While the Truman Show is an iconic film that invites us to reflect on our media-choked environment, American Beauty goes one level deeper: similar to Truman, the characters in American Beauty are born inside a completely molded environment: Suburban Utopia. And although this setting, with its agreeable houses, cars, gardens and people, is designed to provide for every human need, something is somehow missing. American Beauty portrays a life too organized, too molded, too artificial, too plastic… and the nature within people that resists.
The main protagonist is Lester Burnham (Kevin Spacey), a man in his mid-life crisis, whose life is turned upside down by a superficial crush on one of his teenage daughters friends. His wife Caroline (Annette Bening) has an obsession of her own; her public appearance. While their daughter Jane is rebelling against the hypocritical Ken en Barbie appearance of her parents.
Only Ricky Fits, the drug-dealing boy next door, is able to look beyond conventional notions of attractiveness and find beauty in non-promiscuous, solemn girls as well as in plastic bags floating in the wind. When many criticize the movie, they say, "Where's the beauty in a plastic bag?" And that's the point.
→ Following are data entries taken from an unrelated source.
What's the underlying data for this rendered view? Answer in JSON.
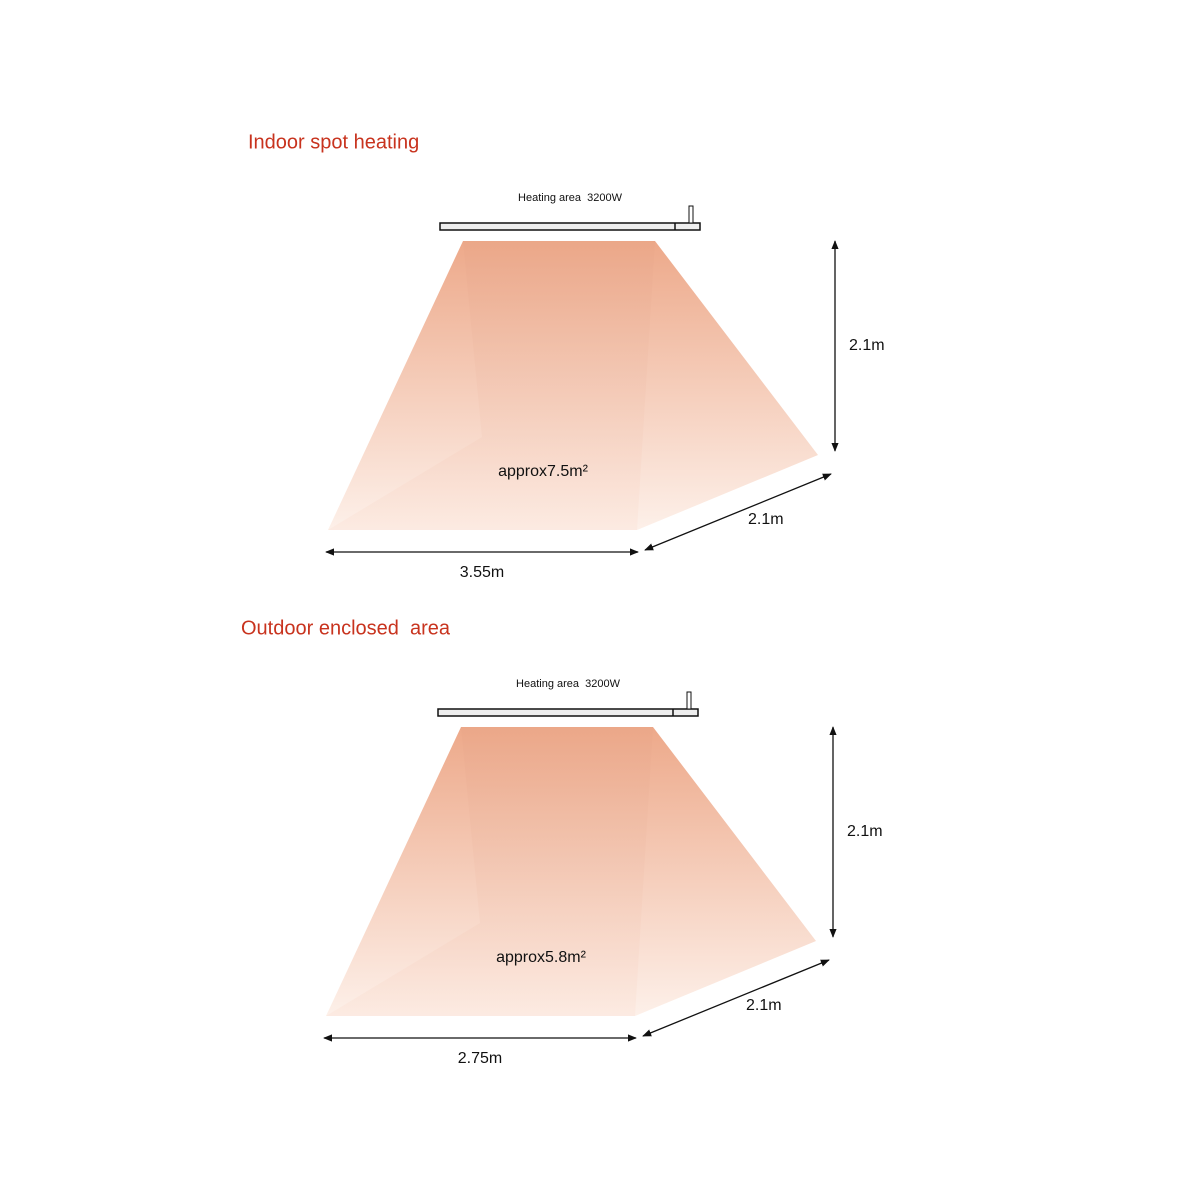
{
  "sections": [
    {
      "title": "Indoor spot heating",
      "heater_label": "Heating area  3200W",
      "height": "2.1m",
      "depth": "2.1m",
      "width": "3.55m",
      "area": "approx7.5m²"
    },
    {
      "title": "Outdoor enclosed  area",
      "heater_label": "Heating area  3200W",
      "height": "2.1m",
      "depth": "2.1m",
      "width": "2.75m",
      "area": "approx5.8m²"
    }
  ]
}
Look closer.
American Beauty is a profound portrait of some of the issues many people in today's Western world are struggling with: appearance, success, self-fulfillment, and the chances of getting to know your loved ones on a deeper level. It not only entertains while you're watching it but also drops subtle questions in your head about the nature of human behavior, the effort we put in molding and improving our lives, the things we win, the things we loose. How our natural environment has been replaced by a designed environment. How Nature likes to hide itself.
Passed: Truman Show (1998), Fight Club (1999), Magnolia (1999).